As many Seattle residents may imagine, filing for bankruptcy has a wide-ranging effect on an individual’s life. Your assets and financial dealings will all be scrutinized as your filing moves through the courts, which will determine which debt can be discharged and which debt can’t. Some of your assets may be liquidated; others will be protected from the liquidation process. It may sound nightmarish; and in some ways, it is.
But the end goal of a bankruptcy filing is to get out of debt. A filer wants to free himself or herself from the unyielding stress caused by their crushing debt. Getting rid of that is paramount. Even though bankruptcy may be tough in the short term, it can prove very beneficial to many people in the long run.
One of the “wide-reaching” effects bankruptcy can have on an individual is their taxes.

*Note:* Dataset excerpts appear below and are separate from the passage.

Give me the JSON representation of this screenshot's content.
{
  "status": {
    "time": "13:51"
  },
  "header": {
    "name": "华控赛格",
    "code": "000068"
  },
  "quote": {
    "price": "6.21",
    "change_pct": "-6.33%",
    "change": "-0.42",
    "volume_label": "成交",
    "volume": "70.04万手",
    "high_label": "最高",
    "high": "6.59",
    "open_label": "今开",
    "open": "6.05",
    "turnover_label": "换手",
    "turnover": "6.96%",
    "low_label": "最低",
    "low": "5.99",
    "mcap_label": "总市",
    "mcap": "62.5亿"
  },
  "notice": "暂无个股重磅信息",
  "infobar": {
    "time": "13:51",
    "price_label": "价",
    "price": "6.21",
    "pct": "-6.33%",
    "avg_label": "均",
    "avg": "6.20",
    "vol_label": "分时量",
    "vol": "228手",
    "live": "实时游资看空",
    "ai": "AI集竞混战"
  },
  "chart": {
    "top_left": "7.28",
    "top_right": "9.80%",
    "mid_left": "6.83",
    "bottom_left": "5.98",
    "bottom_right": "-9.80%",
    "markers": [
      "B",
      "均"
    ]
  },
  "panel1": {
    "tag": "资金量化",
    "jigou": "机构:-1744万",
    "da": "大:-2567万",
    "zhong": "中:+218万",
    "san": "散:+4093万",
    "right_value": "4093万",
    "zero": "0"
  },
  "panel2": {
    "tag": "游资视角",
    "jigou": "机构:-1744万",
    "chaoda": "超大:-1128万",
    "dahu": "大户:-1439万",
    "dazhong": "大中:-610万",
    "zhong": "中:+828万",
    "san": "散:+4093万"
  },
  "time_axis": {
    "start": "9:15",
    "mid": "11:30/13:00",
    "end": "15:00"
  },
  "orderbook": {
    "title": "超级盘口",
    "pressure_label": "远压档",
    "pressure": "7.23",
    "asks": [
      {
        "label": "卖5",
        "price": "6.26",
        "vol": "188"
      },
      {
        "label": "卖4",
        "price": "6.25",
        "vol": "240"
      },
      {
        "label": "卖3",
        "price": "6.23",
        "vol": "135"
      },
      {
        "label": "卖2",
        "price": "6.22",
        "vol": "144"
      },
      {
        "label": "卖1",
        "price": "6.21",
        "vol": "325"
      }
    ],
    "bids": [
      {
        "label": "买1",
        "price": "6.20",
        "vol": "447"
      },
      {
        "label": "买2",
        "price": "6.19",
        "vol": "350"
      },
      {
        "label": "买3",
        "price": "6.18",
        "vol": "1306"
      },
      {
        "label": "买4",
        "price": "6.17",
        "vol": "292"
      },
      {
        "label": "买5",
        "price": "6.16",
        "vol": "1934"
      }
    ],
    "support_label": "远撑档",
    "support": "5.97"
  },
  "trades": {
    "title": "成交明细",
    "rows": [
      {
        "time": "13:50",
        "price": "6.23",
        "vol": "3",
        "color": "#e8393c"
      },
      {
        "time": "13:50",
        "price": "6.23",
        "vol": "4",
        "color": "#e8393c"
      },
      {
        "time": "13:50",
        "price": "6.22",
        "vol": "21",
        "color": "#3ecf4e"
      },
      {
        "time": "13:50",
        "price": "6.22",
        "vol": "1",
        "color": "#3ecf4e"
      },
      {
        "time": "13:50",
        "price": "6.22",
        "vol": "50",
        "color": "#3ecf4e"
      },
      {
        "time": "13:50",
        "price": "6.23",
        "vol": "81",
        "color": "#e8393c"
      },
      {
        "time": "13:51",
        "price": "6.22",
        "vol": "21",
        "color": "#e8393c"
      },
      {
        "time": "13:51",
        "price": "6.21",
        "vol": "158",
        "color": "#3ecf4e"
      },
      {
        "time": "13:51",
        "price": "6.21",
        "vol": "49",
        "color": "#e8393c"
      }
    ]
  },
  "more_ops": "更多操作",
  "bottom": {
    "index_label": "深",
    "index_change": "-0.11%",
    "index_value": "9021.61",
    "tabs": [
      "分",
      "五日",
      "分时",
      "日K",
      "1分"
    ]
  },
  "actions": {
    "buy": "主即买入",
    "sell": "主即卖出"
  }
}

If you have tax debt, it is important to realize that only some forms of tax debt can be discharged through bankruptcy. “Priority” tax debt can’t be discharged through a bankruptcy filing. This type of debt includes child support and student loans, in addition to any fines or financial commitments relating to criminal activity. Essentially, personal income taxes are the main form of tax debt available to be discharged. Even then, there are time limits, statutes and other guidelines that govern how this debt is dealt with during personal bankruptcy; so check with an attorney to get clear direction on how your taxes are affected during bankruptcy.